O primeiro carro feito por Enzo Ferrari e outros segredos de museus automotivos
Visitas a museus de carros ficam bem mais interessantes quando se tem a oportunidade de conversar com os funcionários que cuidam dos acervos

Museus são lugares cheios de histórias e funcionários prontos a compartilhar o que sabem, como eu comprovo nesta coluna.
Em setembro de 2022, uma das atividades do programa de lançamento da Ferrari Purosangue foi a visita ao Museu Enzo Ferrari, em Modena (Itália) – mais interessante que a Galeria Ferrari, que é maior e mais conhecida, em Maranelo, mas esse museu de Modena funciona em dois prédios, sendo um deles o que abrigou a primeira oficina mecânica de Enzo Ferrari, ou seja: experiência única.

Na ocasião, a Ferrari exibiu carros antigos que traziam características técnicas e de estilo que antecipavam soluções presentes na Purosangue, um modelo fora dos padrões da marca. Entre os carros mostrados havia uma 166 Inter Coupé (Carrozzeria Touring), de 1948, com quatro lugares e porta-malas, e uma FF, de 2011, a primeira Ferrari com tração nas quatro rodas.
As fábricas costumam lançar mão de seus clássicos quando querem atenuar o estranhamento provocado por um lançamento. Para nós, jornalistas, é uma oportunidade ótima de aprender, ver modelos raros de perto e falar com os funcionários das fábricas, que sempre têm boas histórias.

Foi no BMW Museum, em Munique (Alemanha), que fiquei sabendo o porquê das cores azul, laranja e roxo da Motorsport [azul, da BMW; laranja, da Texaco, que, na época (1972), fornecia a gasolina para a BMW nas competições; e roxo, que era a fusão das outras duas]. E também da situação embaraçosa que a BMW passou quando, no Salão de Frankfurt de 1951, o chanceler alemão Konrad Adenauer entrou no lançamento da marca, o modelo 505, e, com seu 1,86 m de altura, não conseguiu se acomodar ao volante, para logo depois conseguir se posicionar no Mercedes 300 (que também era lançamento), modelo que depois se tornou o carro oficial do governo e até hoje reconhecido como Mercedes Adenauer.

Naquele dia, no Museu Enzo Ferrari, não foi diferente. Tive uma conversa animada com um funcionário, que sabia em detalhes toda a história dos carros do acervo. E, entre um carro e outro, ele me disse que o modelo mais raro que existe fora da coleção da Ferrari é o Auto Avio 815, o primeiro construído por Enzo Ferrari, logo depois de ele ter deixado a Alfa Romeo, em 1939, tendo ficado impedido de exercer qualquer atividade relacionadas às competições por cinco anos.
O colecionador agradeceu, mas mandou o cheque de volta
Com o dinheiro que recebeu na saída, porém, Enzo criou, no mesmo ano, a Auto Avio Costruzioni e fabricou seu primeiro modelo, baseado em partes do Fiat 508 C (Balilla). Foram produzidas apenas duas unidades do modelo que disputou as Mille Miglia, no ano seguinte. Nenhuma das duas concluiu a prova, por conta de problemas no motor. Depois disso, uma das unidades foi descartada e restou somente uma, que atualmente pertence a um colecionador italiano.

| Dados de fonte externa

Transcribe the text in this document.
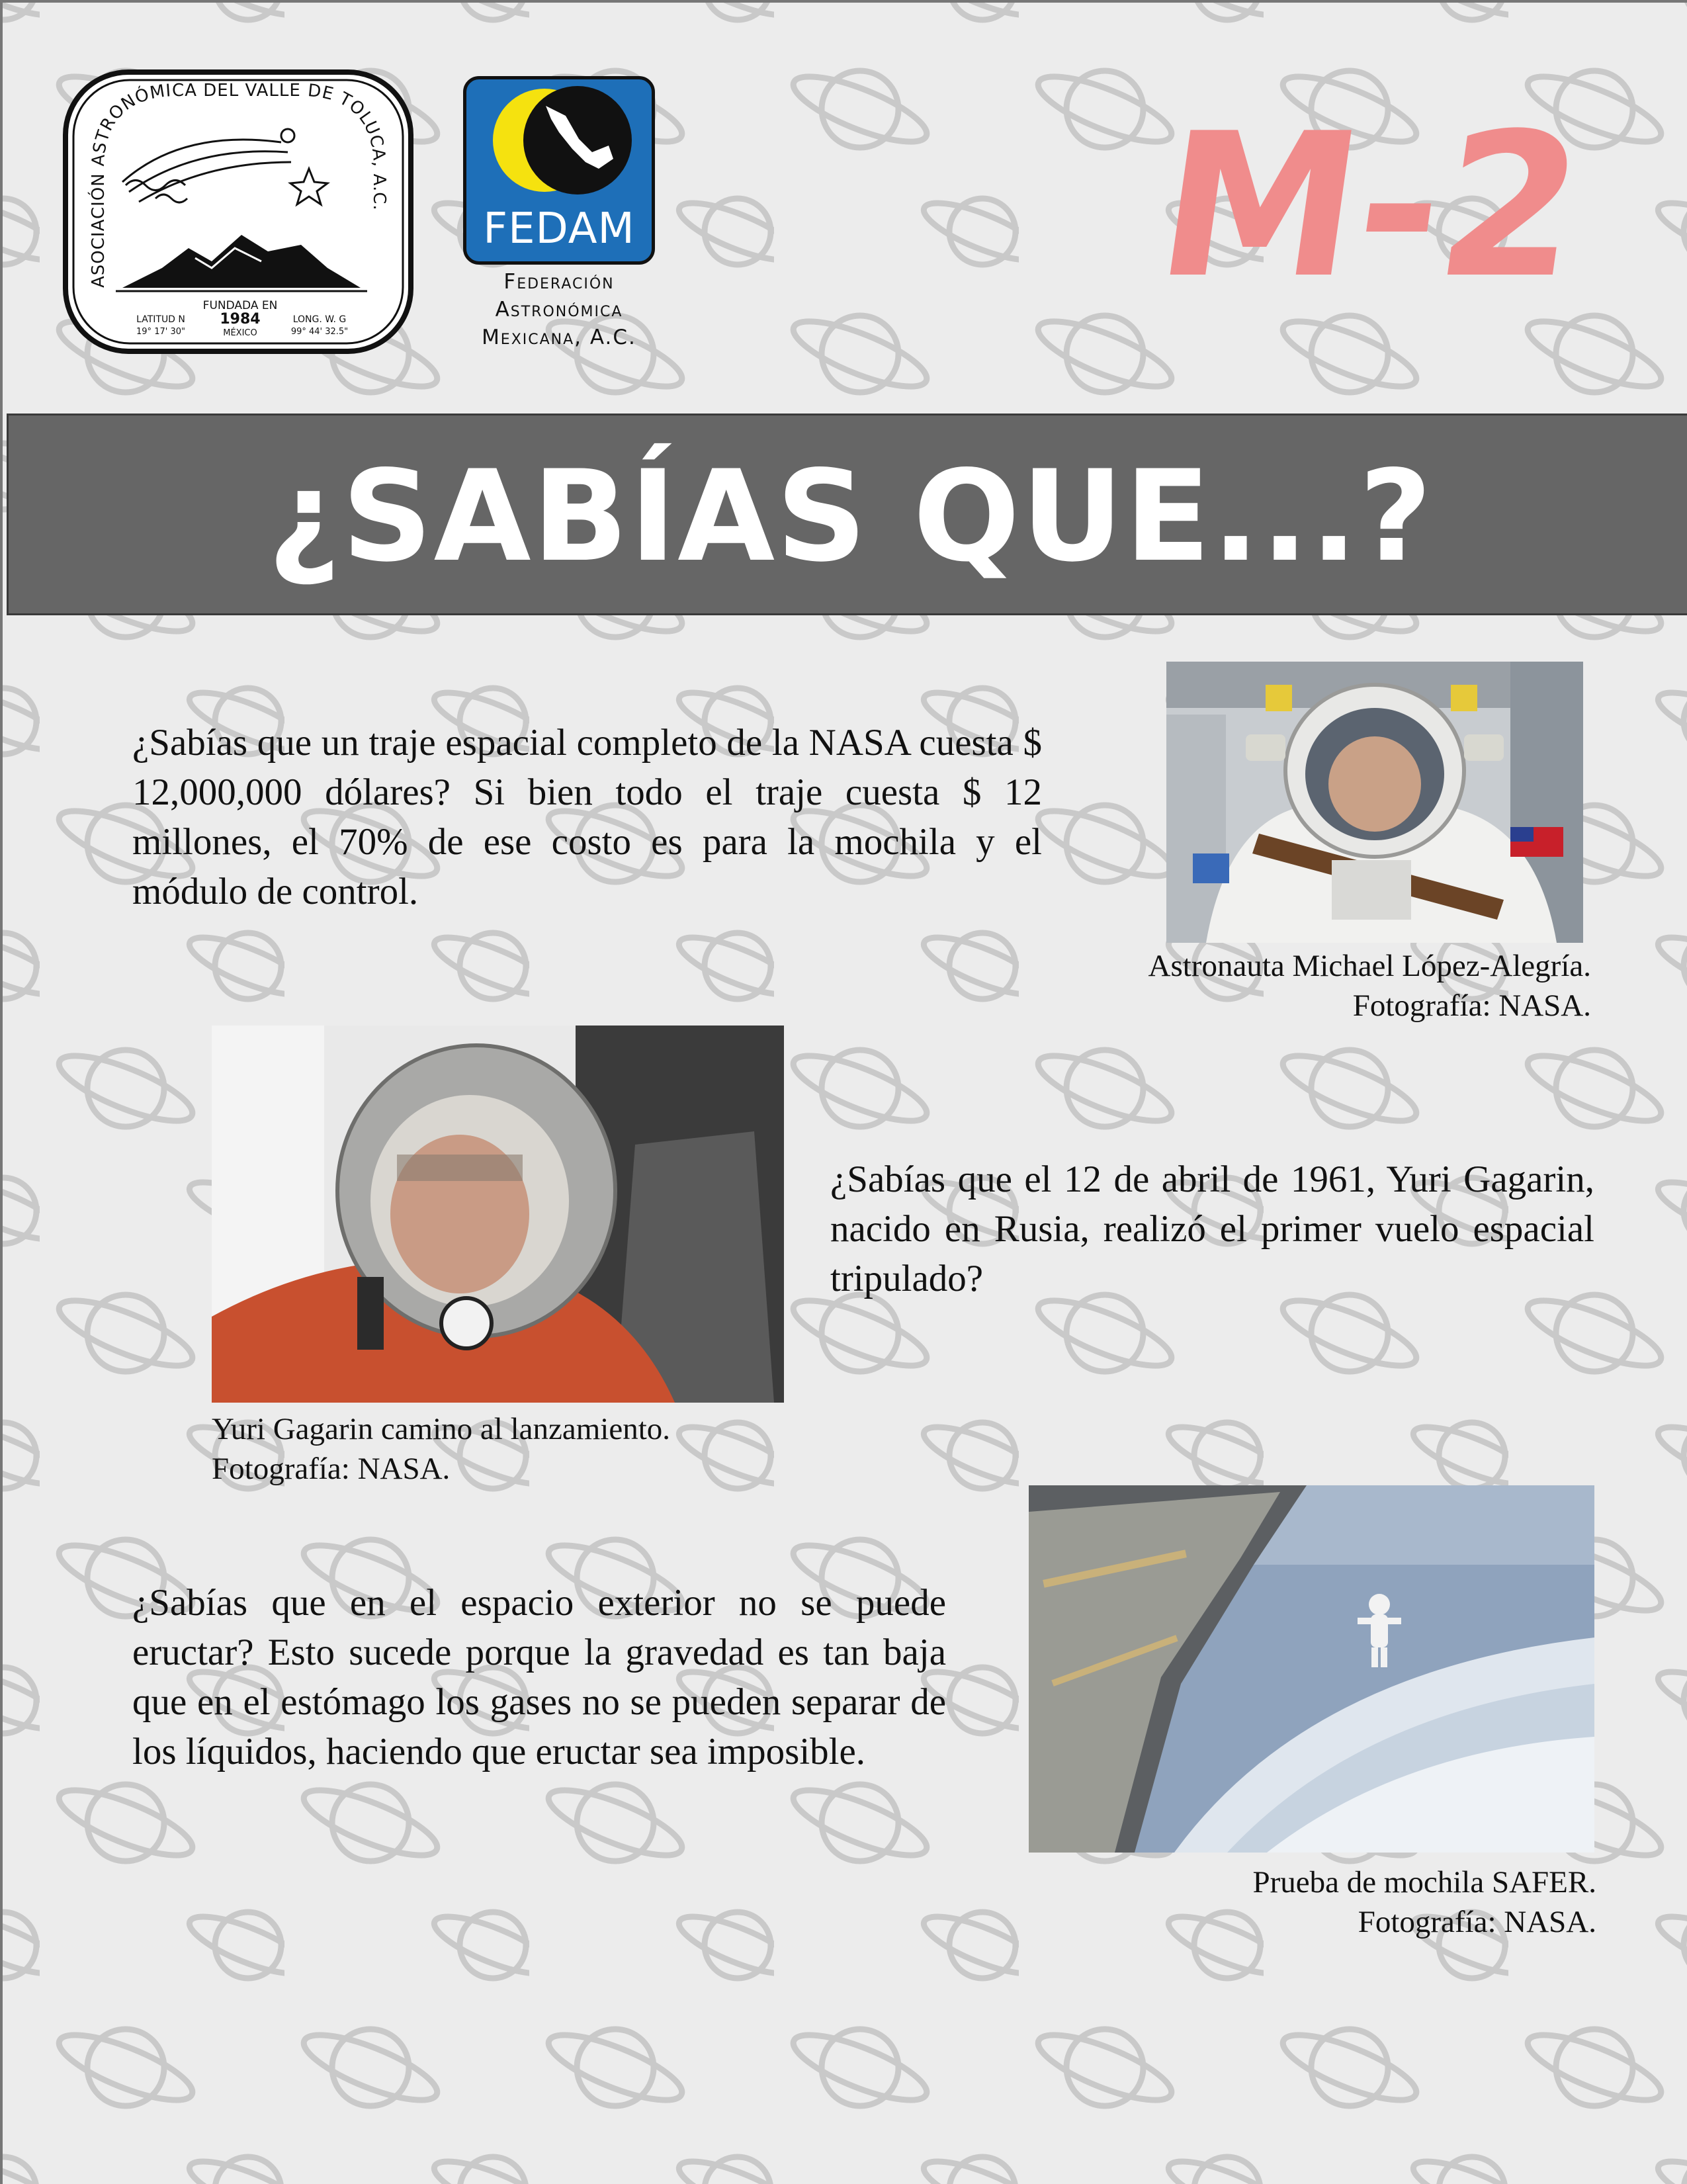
ASOCIACIÓN ASTRONÓMICA DEL VALLE DE TOLUCA, A.C.
FUNDADA EN
1984
MÉXICO
LATITUD N
19° 17' 30"
LONG. W. G
99° 44' 32.5"
FEDAM
Federación
Astronómica
Mexicana, A.C.
M-2
¿SABÍAS QUE...?

¿Sabías que un traje espacial completo de la NASA cuesta $ 12,000,000 dólares? Si bien todo el traje cuesta $ 12 millones, el 70% de ese costo es para la mochila y el módulo de control.

Astronauta Michael López-Alegría.
Fotografía: NASA.
Yuri Gagarin camino al lanzamiento.
Fotografía: NASA.

¿Sabías que el 12 de abril de 1961, Yuri Gagarin, nacido en Rusia, realizó el primer vuelo espacial tripulado?

¿Sabías que en el espacio exterior no se puede eructar? Esto sucede porque la gravedad es tan baja que en el estómago los gases no se pueden separar de los líquidos, haciendo que eructar sea imposible.

Prueba de mochila SAFER.
Fotografía: NASA.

O funcionário não falou quem seria o dono. Disse apenas que o Auto Avio estava em uma coleção particular e, mais importante, que a Ferrari tentou comprar esse carro inúmeras vezes. Ele contou que em uma dessas tentativas, cansado de fazer ofertas cada vez mais “irrecusáveis”, o presidente da Ferrari (entre os anos de 1991 e 2014 ), Luca di Montezemolo, teria enviado um cheque em branco e o recado de que o proprietário do carro poderia preencher o valor que quisesse. O colecionador agradeceu, mas mandou o cheque de volta, sem preencher.
Como dever do ofício e porque curiosidade mata, ao voltar pra casa, fui pesquisar sobre as informações dadas pelos funcionários. No caso do chanceler Adenauer, descobri que frequentemente ele mesmo dirigia seus carros, mesmo sem nunca ter tirado habilitação. E que o proprietário do Auto Avio 815 é um empresário de Bolonha (Itália), chamado Mario Righini, que possui outras raridades históricas em sua coleção, como um Alfa Romeo 2300 8C, que venceu a Targa Florio em 1933, tendo Tazio Nuvolari ao volante. O primeiro carro construído exclusivamente pela Ferrari foi a 125 GT, de 1945, que deu origem ao 125 S de competição.